The Return of the Practical and the Development of Meta sight

in #meta7 years ago (edited)

 Introduction: I’m not highly educated. Not in the traditional sense anyway. I’ve always preferred the autodidact route to knowledge. This path has its pitfalls though. It seems to me like the purpose of higher education is to train the mind to be able to effectively incorporate the further autodidactic efforts of the student after they have left the university. I haven’t found that to be the case yet with most graduates, but university administrators don’t listen to me. I can’t imagine why. What this means for much of my independent studies is that I am sometimes ignorant of the underlying structures that the great thinkers are building upon. It means, if have to do some serious work sometimes to catch up. Some of that effort I look forward to, its fascinating. Some of it not so much. Some of it I’ve already done, I just didn’t know it at the time. Some of it was pounded into me by reality itself.

This catch up...makes me feel stupid sometimes. I know I shouldn’t. Everyone is ignorant of something. It’s impossible to know everything. And thank god for that. That sounds, busy. I digress. I’m trying to look at it like this: I have my area of expertise, I have my area of passion. Huge overlap between those two for obvious reasons. Those areas will have entries that include ideas that are more developed, more fleshed out. Most of the time, those entries will have ideas that have actually been put into real life practice. All other areas (I reserve the right to explore any and all topics) will be pieces that ramble a bit. Commentary by me attempting to create order out of chaos. You will see the struggle in my Personal Paradigm pieces.

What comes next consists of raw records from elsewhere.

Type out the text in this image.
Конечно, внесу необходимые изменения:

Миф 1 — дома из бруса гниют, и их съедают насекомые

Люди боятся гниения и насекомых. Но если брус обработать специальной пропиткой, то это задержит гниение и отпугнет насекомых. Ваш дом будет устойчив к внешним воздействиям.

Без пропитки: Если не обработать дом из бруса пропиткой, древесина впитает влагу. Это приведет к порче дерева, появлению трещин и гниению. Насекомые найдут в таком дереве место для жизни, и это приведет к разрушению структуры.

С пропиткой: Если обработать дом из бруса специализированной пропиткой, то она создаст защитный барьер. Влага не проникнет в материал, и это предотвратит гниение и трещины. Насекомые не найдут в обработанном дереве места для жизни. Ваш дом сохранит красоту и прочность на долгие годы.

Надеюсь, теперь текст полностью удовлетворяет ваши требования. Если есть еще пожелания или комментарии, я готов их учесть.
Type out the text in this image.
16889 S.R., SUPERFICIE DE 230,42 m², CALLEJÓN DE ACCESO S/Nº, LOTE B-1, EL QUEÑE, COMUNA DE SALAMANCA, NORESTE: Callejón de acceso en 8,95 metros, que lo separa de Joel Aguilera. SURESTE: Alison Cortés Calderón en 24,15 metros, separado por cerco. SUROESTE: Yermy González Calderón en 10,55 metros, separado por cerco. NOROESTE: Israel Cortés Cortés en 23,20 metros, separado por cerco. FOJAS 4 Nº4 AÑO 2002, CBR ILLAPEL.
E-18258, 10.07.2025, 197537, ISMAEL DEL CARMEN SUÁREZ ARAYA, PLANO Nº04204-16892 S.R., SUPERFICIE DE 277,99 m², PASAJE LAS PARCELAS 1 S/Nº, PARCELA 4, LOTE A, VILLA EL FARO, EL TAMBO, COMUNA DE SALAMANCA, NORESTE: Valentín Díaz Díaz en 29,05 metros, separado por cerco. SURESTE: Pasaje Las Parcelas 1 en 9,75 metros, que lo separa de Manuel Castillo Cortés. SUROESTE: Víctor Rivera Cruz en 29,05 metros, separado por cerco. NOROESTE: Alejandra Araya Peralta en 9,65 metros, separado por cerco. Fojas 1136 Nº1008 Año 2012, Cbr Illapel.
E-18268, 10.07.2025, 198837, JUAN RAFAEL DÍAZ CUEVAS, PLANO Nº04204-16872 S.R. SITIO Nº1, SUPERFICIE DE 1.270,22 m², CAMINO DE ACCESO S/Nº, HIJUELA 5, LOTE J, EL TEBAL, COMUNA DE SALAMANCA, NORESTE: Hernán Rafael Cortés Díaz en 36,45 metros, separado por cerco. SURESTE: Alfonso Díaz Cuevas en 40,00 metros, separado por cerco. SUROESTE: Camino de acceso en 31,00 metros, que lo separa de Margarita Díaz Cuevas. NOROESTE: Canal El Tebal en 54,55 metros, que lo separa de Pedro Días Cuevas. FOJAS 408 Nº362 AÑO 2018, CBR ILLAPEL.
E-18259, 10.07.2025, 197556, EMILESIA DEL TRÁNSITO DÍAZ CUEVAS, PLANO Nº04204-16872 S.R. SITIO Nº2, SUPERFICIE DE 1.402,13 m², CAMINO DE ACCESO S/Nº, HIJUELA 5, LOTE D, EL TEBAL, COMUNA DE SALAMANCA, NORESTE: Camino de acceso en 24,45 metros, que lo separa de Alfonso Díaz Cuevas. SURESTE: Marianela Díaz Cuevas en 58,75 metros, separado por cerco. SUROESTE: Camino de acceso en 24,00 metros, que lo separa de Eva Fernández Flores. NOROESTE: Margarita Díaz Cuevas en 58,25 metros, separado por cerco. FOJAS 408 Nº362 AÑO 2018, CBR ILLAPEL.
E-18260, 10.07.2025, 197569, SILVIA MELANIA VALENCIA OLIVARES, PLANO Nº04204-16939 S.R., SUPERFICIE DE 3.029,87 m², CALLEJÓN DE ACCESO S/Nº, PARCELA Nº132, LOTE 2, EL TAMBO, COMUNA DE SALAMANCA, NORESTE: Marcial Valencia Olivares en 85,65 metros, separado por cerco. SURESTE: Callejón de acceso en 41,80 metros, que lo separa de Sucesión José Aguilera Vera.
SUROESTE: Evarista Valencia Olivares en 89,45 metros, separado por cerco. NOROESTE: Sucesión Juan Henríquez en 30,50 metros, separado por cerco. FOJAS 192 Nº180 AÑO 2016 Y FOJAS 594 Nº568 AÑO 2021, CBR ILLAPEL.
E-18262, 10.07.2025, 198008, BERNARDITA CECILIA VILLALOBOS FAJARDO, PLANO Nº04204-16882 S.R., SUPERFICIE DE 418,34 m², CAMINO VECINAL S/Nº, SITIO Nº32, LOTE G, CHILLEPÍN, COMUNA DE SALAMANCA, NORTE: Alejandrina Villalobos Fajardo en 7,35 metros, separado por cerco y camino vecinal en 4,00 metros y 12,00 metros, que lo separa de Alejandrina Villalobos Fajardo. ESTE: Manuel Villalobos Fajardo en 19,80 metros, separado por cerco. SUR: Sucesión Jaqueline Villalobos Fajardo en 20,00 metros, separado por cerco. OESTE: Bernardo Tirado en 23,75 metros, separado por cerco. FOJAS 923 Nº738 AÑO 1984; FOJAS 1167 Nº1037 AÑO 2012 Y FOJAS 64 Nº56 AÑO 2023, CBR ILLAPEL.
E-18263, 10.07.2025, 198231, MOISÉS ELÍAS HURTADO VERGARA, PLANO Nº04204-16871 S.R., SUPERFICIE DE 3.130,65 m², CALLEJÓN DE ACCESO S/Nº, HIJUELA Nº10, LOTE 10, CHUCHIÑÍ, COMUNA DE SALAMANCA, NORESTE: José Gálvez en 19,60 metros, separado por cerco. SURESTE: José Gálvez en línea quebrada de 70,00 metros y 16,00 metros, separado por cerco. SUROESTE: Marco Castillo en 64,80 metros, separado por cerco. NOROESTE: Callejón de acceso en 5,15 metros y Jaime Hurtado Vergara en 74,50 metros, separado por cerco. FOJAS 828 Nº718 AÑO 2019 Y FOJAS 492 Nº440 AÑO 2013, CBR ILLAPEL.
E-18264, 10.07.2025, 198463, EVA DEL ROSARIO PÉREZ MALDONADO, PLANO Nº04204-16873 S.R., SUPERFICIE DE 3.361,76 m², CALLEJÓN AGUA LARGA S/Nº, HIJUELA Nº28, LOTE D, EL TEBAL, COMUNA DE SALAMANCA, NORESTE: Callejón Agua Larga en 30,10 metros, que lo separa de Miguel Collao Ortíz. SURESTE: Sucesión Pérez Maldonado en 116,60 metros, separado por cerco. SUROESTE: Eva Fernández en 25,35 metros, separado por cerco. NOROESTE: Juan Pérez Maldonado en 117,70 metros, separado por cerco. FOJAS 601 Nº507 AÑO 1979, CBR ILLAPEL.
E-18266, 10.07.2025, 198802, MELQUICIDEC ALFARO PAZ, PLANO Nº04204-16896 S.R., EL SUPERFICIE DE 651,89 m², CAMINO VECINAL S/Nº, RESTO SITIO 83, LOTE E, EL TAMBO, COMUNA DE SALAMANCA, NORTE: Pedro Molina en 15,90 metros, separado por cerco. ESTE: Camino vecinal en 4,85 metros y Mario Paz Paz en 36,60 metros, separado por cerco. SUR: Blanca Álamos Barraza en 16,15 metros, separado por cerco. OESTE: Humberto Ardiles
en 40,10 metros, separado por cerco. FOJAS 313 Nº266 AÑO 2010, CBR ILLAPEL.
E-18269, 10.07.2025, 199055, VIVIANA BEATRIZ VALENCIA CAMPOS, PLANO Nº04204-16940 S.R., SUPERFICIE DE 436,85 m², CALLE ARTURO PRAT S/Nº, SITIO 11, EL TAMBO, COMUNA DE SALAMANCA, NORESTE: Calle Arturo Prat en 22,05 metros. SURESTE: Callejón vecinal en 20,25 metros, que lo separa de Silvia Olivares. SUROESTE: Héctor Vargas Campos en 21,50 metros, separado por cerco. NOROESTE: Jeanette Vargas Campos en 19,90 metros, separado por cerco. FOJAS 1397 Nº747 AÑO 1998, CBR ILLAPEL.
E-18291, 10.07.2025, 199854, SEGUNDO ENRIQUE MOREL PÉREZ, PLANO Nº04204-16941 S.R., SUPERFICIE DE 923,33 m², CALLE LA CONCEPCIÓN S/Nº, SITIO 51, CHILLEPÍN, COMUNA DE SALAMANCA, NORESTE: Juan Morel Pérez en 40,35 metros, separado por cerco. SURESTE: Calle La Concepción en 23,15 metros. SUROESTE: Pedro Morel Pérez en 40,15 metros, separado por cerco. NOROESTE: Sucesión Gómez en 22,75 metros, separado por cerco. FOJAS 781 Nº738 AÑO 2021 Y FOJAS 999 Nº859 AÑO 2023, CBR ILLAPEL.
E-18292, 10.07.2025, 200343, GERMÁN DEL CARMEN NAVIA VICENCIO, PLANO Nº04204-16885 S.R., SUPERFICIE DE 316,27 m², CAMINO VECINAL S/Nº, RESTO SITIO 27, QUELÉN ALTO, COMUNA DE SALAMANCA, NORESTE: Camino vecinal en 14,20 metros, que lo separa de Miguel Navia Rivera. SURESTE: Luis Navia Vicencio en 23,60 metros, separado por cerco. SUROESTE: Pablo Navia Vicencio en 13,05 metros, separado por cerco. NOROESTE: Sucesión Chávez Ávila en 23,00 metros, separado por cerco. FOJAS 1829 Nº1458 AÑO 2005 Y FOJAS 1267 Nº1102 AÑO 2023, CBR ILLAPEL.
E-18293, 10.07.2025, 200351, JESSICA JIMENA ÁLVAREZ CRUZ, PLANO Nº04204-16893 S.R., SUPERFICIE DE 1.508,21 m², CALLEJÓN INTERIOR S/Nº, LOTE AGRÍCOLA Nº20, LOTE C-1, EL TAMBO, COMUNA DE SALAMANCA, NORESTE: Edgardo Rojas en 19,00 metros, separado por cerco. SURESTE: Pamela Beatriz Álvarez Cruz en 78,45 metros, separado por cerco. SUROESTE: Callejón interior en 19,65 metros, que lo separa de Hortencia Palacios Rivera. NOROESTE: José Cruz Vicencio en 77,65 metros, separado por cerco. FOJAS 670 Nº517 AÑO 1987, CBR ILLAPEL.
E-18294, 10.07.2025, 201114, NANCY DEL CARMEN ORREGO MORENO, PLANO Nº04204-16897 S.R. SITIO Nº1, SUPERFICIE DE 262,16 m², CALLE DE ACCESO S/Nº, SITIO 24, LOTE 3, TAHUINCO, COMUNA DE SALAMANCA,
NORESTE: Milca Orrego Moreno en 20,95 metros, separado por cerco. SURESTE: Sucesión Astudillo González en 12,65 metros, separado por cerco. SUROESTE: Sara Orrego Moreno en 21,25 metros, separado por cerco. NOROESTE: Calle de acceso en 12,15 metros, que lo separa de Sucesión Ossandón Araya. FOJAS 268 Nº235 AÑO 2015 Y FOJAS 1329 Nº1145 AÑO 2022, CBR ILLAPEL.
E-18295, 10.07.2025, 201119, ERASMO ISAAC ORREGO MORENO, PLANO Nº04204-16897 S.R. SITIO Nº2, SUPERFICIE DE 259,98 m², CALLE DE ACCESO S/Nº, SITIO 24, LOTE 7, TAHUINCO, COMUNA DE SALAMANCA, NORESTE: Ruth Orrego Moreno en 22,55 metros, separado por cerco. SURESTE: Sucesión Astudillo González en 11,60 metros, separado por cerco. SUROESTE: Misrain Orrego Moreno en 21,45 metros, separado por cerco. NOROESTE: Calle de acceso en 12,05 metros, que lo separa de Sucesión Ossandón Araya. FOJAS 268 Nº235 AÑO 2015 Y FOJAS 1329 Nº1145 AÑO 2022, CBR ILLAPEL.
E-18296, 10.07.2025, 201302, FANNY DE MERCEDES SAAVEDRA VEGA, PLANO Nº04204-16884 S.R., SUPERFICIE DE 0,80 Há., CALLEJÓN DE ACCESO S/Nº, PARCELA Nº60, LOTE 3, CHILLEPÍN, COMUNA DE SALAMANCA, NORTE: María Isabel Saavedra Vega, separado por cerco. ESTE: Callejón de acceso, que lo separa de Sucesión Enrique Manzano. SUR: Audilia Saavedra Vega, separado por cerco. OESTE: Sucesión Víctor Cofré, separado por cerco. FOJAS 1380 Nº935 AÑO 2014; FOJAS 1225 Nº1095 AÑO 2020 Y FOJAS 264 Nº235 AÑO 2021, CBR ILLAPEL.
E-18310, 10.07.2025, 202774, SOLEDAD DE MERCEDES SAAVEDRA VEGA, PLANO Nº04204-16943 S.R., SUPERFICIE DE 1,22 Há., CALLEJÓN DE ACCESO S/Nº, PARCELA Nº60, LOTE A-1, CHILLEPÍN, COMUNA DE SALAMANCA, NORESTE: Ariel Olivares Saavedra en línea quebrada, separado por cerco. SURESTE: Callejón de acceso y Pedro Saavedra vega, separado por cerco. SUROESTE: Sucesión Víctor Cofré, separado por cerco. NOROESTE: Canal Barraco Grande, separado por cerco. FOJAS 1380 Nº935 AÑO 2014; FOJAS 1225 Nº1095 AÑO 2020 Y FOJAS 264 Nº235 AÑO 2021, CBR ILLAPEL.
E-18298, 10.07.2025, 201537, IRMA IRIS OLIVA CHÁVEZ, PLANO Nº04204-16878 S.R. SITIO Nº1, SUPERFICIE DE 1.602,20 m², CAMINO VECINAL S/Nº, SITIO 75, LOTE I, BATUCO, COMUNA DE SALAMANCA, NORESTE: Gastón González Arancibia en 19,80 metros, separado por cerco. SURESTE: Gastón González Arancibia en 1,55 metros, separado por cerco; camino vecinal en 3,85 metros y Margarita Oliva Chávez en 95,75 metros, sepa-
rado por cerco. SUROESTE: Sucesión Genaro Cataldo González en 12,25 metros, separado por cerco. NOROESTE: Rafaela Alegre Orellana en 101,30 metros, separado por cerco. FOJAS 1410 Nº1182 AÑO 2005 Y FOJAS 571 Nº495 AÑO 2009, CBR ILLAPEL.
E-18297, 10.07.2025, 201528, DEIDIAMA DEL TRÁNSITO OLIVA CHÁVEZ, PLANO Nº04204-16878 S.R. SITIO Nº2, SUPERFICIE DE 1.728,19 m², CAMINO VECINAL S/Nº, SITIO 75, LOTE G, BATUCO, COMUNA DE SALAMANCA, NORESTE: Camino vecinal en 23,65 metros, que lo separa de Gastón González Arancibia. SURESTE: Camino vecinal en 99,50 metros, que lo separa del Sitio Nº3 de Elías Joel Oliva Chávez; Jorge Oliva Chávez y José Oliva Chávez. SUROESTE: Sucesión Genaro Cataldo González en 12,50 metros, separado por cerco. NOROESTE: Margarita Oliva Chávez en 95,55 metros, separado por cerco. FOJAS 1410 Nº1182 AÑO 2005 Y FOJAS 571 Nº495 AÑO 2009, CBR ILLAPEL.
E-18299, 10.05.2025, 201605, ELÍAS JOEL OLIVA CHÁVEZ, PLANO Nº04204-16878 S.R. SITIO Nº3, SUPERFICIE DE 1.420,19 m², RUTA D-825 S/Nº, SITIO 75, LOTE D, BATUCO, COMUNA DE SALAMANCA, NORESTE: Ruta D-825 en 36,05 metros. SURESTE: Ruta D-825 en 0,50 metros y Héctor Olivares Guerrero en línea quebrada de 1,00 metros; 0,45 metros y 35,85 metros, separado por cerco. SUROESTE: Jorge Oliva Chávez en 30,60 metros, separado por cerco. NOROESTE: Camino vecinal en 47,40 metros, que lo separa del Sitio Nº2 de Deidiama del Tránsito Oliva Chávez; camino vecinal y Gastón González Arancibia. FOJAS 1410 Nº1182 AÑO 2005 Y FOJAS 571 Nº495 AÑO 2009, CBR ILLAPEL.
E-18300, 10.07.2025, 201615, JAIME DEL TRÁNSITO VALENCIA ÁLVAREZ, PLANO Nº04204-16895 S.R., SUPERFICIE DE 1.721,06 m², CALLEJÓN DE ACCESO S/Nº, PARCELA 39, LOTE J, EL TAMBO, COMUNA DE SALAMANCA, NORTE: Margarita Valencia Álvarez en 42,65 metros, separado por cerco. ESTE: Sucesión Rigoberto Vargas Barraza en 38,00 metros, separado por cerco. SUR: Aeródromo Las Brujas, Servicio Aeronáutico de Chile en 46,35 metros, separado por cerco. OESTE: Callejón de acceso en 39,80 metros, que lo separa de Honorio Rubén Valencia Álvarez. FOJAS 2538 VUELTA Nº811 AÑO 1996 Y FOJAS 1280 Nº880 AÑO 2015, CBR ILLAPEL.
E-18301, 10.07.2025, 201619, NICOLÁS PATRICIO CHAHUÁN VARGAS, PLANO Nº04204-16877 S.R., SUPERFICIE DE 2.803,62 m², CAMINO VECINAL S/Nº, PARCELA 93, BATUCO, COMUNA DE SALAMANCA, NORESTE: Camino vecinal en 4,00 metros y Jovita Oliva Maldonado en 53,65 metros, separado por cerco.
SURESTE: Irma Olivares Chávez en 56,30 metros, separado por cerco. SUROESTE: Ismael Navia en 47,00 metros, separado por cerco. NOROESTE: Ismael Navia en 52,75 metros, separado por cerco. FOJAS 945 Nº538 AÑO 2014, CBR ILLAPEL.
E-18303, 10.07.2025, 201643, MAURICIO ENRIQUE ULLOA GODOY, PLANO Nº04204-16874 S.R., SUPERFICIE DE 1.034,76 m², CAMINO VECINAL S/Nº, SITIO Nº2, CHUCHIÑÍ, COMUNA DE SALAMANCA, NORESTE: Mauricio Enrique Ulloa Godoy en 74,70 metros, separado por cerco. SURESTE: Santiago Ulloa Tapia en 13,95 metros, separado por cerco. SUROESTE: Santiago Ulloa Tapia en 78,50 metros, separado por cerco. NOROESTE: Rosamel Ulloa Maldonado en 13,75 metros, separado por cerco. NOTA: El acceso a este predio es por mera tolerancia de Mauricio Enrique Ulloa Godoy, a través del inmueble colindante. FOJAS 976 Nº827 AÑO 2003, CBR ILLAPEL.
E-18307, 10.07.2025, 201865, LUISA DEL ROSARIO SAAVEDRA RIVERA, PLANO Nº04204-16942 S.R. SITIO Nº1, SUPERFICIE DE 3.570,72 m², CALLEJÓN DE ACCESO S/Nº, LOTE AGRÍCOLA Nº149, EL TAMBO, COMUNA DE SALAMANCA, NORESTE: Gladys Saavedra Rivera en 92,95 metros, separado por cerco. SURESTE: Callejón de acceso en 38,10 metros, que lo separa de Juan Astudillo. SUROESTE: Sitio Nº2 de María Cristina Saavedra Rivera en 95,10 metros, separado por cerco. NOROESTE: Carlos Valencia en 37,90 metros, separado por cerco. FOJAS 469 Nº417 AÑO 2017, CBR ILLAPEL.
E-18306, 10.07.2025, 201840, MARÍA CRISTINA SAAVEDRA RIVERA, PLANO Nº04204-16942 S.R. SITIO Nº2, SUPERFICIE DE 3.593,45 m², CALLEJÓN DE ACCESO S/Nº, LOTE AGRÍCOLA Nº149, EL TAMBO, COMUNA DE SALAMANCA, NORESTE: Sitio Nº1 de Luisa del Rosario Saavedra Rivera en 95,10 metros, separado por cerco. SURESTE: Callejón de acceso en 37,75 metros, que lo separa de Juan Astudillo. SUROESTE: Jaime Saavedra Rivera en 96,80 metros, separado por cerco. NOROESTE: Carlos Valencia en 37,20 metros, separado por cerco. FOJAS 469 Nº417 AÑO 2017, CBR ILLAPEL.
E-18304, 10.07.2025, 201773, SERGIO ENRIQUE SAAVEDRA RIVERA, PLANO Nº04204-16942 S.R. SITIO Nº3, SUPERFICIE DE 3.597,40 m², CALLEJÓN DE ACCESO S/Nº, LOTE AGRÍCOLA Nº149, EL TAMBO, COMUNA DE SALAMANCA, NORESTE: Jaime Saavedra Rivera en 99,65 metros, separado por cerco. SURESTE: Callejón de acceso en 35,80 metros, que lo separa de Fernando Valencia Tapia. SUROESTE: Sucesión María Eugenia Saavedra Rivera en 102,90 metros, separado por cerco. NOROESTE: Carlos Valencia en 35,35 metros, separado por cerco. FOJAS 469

Yesterday I felt fatigued and a little overwhelmed. Part of it may be the winter months. Part of it may be that my son has been a little sick lately. Damn kids, walking harbingers of disease. Mostly though, I think I was just mentally and spiritually fatigued. You see, I've been binging on Dr. Jordan Peterson videos and material for a while now. Like seriously binging. A couple months probably, but it's been much like drinking from a firehose. Interestingly enough, that's the title of one of his videos, one that I haven't watched yet. Pro tip: if you are going to binge Peterson watch the videos at 1.5x speed. When you are done you’ll feel like Neo waking up saying “I know kung-fu”
Anyway, I've been burning thru his videos and it's been mind blowing. Seriously. Most of the concepts aren't new to me. At least, they don't feel new. His maps of meaning course didn't so much tell me about the nature of our minds and the interaction with reality as it shed light on something that I had an intuitive grasp of already. He articulated the framework that I had been using. From my observations, he articulated a framework that all of us have been using. It may not be a complete framework, I'm not even sure if that is possible. Even if it is incomplete, it's complete enough to be useful.
Combine all of Peterson's work with all of the memory, persuasion, and influence research I've been doing lately and I'm a bit fried. So...instead of watching more Peterson or any other intellectual themed work I opted instead for practical knowledge. It helped. In fact, I need to incorporate it much more. This goes along with my resolution to start expanding my influence in a real way. I've built a beachhead of practical knowledge, I need to expand upon it.
One of the side effects of my Peterson baptism by fire is that I am starting to see the meta messages much easier. For instance, last night we watched The Santa Clause 2 with the family. This is the Disney show with Tim Allen as Santa Clause and he has to find a wife before Christmas. It's a somewhat silly show. That was what tipped me off that it's really a meta show. All silly shows aren't really silly. They are an attempt to portray a meta message. Silliness is the calling card of the meta.
Anyway, I started seeing characters as the archetypal representations they are. Some are obvious. Santa as our incomplete higher selves as well as a representation of culture itself. When he leaves and the false Santa remains he is too rigid and quickly becomes tyrannical. The message: following articulated rules in a rigid manner leads to tyranny and ultimately rebellion.
Then there is the red headed child that comes on the scene without any introduction, and we all just kind of accept this new character to the story. Partly because she represents the child in all of us. She's inquisitive and calls bullshit on stuff that doesn't make sense from a meta perspective. In one scene she asks the son a lot of questions about his relationship with his dad. They are all meta questions and he tells her that they are really hard questions. She easily brushes him off and says they are easy. You see, that's what gets lost with age. The ability to see the meta and live the meta. Children are all meta. As they age the meta starts to fall away, but the representative of childhood in the movie stays meta.

The brave part of my continues my training in meta sight, but the coward in me just wants to watch a movie ya know.